Put one leg forward. Shift your weight. Put the other leg forward. Repeat for 42.195km and you have the essence of running a marathon. Easier said than done, of course. But Rome wasn’t conquered in a day, and neither are marathons. This article will give you the very basics of what it takes to train for a marathon, injury free.
Get a good pair of running shoes, running socks and a decent pair of shades if possible. Make sure you purchase your shoes from a reputable shop that can fit you with a suitable shoe. Runners with flat feet should pick shoes that correct overpronation while runners with high arches need a little bump in the midfoot for extra support.
Socks that wick away sweat, and are comfortable are important as well to prevent blisters. And you will need shades to block out the early morning sunshine which will appear halfway through the race.
Built your training slowly
Increase your mileage by a maximum of 10 percent per week. This means that if you’ve only run 20km a week before, you’re allowed to run only 22km the next week, and so forth. Make sure you take a recovery week once every three weeks. Here’s what eight weeks of training should look like, in terms of kilometres per week:
When in doubt, always remember its better to err on the side of undertraining. It will do you no good to train hard for three weeks only to get sick or injured for the next three.
Find a good training programme, and stick to it. In principal there are three types of training sessions you should be doing in a week:
1) The Long Run: Long runs should be done at least once a week at an easy pace.

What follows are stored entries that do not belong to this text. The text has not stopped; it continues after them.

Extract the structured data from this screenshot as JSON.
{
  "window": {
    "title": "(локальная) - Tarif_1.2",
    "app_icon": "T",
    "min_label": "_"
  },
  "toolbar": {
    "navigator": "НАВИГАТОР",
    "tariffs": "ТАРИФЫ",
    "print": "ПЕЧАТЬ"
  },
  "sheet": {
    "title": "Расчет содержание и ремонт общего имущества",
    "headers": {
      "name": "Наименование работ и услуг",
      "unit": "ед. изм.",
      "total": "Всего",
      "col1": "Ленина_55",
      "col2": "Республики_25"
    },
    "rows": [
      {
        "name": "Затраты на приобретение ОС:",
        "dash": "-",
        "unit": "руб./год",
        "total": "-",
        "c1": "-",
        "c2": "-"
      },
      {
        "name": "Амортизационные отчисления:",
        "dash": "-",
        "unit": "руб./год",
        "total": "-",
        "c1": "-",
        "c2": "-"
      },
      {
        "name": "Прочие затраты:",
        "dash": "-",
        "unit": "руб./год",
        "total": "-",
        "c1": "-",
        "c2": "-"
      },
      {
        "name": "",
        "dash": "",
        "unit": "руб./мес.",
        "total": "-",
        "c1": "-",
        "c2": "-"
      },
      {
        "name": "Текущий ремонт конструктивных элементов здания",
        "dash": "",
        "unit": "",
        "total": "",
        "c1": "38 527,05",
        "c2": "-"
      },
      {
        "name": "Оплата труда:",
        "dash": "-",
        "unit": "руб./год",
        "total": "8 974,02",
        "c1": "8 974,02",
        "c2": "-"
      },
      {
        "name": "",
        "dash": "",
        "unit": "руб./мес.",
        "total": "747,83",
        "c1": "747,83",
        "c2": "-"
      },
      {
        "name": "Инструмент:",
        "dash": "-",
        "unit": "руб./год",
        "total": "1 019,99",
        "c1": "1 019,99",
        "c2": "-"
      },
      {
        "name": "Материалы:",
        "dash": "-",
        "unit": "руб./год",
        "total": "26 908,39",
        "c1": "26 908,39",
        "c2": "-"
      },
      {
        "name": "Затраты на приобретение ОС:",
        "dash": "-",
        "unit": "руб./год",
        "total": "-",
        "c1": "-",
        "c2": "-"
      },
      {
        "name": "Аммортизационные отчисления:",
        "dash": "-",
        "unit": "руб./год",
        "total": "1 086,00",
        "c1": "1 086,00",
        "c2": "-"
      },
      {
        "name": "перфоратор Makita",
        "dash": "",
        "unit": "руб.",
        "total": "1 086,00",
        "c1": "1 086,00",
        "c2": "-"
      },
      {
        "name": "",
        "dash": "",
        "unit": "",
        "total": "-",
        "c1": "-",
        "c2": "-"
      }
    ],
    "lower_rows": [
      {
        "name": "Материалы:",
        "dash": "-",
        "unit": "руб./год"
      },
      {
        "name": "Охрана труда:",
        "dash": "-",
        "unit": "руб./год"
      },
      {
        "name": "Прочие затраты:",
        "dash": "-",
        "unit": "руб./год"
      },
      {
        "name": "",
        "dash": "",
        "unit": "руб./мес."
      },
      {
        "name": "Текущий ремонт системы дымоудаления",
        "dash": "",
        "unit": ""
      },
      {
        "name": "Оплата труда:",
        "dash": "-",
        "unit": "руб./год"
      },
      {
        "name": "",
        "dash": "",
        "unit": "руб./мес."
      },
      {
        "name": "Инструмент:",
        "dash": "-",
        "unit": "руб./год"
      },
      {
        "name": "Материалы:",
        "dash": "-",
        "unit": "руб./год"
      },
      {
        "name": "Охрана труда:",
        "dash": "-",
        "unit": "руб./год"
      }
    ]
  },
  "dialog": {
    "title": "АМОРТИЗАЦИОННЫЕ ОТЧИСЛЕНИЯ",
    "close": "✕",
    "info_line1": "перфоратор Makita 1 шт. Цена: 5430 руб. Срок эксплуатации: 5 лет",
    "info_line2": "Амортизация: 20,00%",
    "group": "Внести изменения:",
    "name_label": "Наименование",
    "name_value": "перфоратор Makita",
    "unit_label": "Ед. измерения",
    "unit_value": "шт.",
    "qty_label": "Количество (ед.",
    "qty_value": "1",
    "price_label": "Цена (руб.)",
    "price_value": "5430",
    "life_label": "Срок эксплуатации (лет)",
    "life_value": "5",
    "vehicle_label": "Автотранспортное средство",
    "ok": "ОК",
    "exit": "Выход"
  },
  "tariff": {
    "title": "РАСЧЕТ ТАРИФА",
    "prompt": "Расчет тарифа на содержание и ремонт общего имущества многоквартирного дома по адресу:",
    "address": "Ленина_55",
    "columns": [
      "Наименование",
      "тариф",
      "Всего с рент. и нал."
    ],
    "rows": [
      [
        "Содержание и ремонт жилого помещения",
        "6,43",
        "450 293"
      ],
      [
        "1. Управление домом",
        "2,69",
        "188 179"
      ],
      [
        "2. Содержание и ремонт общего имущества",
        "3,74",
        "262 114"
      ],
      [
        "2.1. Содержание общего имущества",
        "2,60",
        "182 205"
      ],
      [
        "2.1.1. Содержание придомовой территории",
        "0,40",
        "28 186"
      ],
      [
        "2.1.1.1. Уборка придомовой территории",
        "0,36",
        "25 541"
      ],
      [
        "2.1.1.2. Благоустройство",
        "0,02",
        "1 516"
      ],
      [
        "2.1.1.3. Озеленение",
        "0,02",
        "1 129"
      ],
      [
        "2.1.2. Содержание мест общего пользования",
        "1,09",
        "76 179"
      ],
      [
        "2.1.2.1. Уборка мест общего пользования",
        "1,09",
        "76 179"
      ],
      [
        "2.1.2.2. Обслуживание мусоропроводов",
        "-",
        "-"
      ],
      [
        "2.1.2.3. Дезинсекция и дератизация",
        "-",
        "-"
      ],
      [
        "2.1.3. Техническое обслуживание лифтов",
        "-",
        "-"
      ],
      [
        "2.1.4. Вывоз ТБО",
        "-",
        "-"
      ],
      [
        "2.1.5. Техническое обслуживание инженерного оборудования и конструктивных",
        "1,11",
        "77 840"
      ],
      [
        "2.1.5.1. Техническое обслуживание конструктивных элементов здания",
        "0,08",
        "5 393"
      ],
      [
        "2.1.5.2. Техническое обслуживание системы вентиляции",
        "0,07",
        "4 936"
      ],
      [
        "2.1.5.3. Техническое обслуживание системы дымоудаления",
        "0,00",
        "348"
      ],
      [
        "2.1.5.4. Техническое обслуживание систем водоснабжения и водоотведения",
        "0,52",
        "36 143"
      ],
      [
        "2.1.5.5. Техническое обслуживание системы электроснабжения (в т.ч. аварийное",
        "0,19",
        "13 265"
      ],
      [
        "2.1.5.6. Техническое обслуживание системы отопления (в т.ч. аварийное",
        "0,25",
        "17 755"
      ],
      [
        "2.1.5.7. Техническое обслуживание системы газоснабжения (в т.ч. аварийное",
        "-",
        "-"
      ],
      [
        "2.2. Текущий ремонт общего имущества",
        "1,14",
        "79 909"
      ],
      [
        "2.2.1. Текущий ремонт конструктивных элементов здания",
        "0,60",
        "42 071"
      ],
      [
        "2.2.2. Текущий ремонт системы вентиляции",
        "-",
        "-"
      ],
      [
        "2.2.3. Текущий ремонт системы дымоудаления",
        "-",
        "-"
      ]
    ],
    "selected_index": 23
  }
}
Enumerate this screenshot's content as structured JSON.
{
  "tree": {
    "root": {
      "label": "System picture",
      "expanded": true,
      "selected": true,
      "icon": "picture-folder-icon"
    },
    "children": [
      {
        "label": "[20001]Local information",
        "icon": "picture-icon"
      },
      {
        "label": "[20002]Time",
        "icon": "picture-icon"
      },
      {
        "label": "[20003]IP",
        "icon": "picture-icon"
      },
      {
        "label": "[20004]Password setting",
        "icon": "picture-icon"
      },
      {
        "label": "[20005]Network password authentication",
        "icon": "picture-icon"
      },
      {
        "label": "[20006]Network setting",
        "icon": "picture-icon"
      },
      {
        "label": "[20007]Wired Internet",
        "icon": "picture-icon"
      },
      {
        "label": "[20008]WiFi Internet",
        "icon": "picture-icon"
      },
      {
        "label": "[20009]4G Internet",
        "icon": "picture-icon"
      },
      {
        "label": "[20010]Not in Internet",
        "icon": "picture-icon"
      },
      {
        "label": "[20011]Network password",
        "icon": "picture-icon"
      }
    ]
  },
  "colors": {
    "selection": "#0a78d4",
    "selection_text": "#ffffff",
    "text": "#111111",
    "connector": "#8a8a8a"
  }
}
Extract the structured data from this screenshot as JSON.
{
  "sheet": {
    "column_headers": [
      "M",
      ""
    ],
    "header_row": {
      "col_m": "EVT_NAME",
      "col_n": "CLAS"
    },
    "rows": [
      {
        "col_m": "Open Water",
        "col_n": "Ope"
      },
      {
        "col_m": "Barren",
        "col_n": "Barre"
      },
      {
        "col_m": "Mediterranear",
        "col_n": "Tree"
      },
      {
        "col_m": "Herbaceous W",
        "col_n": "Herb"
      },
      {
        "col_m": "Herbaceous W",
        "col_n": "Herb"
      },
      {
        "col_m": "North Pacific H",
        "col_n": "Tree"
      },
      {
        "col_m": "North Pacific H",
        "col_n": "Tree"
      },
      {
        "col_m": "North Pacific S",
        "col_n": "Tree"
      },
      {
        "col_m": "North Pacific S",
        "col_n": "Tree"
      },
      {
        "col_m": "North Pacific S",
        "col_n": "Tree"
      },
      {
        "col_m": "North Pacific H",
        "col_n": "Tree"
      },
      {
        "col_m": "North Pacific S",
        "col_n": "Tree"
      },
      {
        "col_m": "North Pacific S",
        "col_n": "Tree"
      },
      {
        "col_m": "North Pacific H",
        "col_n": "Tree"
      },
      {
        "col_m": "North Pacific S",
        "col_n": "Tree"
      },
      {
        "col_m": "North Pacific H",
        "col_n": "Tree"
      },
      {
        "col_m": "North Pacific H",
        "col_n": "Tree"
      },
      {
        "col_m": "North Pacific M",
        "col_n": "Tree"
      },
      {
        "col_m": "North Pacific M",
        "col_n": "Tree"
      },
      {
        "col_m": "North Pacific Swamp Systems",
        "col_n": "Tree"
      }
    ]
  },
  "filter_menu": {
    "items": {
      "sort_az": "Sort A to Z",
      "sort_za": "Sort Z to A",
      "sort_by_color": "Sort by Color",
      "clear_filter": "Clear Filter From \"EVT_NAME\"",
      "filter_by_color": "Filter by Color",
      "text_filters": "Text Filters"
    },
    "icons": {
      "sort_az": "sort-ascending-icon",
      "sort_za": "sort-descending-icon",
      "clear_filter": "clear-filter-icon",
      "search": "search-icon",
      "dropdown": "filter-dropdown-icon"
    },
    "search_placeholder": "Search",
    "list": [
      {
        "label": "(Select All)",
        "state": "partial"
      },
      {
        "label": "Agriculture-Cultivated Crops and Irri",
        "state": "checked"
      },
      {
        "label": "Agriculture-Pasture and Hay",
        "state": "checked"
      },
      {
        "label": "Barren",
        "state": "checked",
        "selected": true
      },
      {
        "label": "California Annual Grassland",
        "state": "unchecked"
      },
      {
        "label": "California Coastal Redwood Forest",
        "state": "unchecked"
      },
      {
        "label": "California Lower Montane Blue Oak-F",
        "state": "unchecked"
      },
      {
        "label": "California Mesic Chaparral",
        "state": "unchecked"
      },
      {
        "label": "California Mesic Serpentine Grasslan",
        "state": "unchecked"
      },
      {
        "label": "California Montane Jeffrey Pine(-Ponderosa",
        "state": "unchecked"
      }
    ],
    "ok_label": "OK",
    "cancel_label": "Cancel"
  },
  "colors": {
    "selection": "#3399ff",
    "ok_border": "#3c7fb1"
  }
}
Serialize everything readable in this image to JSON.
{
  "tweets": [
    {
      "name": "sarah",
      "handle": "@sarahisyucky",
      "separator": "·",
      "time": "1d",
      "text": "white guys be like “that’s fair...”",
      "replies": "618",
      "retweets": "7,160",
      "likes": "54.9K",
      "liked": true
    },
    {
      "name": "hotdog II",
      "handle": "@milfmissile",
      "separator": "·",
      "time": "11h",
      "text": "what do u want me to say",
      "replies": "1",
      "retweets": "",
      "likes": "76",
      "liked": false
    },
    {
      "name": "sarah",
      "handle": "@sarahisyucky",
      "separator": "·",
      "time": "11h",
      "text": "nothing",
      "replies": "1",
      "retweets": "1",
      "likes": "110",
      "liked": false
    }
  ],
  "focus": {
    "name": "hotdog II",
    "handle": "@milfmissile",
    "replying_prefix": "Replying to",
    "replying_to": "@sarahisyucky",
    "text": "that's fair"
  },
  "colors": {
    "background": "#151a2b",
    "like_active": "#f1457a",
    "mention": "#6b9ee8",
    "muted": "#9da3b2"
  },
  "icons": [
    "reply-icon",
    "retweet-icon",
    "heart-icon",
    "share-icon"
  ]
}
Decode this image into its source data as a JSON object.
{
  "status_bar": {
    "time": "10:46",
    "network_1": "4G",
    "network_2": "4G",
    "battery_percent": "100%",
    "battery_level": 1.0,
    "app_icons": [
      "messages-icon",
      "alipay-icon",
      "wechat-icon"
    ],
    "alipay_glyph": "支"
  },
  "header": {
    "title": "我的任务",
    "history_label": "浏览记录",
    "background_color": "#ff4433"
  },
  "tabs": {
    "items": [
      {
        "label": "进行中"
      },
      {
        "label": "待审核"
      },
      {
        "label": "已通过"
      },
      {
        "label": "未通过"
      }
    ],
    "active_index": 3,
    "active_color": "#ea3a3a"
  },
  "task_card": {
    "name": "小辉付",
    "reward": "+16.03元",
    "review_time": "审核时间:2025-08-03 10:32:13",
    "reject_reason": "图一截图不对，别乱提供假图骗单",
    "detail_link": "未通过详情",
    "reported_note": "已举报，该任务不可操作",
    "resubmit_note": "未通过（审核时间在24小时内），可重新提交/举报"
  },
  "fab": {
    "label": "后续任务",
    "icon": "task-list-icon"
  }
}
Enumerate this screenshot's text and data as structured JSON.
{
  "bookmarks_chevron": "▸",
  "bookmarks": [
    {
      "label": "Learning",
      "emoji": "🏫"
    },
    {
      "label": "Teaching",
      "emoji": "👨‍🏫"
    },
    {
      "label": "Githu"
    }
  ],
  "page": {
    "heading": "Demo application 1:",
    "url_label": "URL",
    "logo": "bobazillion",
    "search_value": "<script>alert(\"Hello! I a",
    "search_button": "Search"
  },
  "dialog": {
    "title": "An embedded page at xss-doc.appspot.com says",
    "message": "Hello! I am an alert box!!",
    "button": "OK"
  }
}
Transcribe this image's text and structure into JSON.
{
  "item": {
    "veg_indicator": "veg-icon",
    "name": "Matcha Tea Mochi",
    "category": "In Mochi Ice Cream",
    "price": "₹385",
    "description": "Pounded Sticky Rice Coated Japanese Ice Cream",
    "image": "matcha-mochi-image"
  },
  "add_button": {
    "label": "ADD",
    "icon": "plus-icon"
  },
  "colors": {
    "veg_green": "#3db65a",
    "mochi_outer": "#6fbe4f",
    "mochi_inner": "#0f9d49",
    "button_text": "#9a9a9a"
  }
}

The purposes of these sessions is to ease your legs into running for three to five hours. You should be able to run up to 30km without stopping prior to your marathon.
2) Pacing sessions: These sessions help you gauge your pace during the marathon. One useful tip is to practice progressive marathon pacing. Warm up 3km, then 10km at marathon pace plus 40 seconds, another 10km more at marathon pace plus 20 seconds and the last 10km at marathon pace. This will enable you to run the marathon at progressively quicker pace, or what is known as ‘negative splits’.
3) Tempo runs: Also known as ‘lactate threshold’ training, these sessions enable you to endure the painful lactic acid burn that will accumulate over the course of the marathon. First, do a mental gauge of your perceived exertion over 10km. Rate them on a scale of 1 to 10. A comfortable effort would be a 5 while a race effort would be a 10. After a 3km warmup, run 10km at the scale of 8, jog for 5min, then do another 6km-10km at the same pace. Gradually extend the distance of your tempo run over time. This will teach your body to maintain that “comfortably hard” pace over long distances.
Rest and recover
Studies over the years have shown that runners who trained just four days a week performed just as well in a marathon as those who trained six times a week and covered 20 percent more mileage. The difference lies in giving those sore muscles time to recover, and to get stronger before loading them up again. Do not give in to the temptation of clocking additional mileage to ease that guilt after a heavy ice cream feast. Mileage clocked for the sake of racking up those kms, also known as ‘junk miles’, will not benefit you in the long run.
Also, remember to consume your carbohydrates as possible after workouts, and consume enough iron.
Taper for a week
Run at a lower mileage, and at a lesser effort at least one week prior to your marathon. This will give your body ample time to recover from any soreness that could have accumulated in the course of training, and also will allow your body to build up stores of carbohydrates that you can use on marathon day.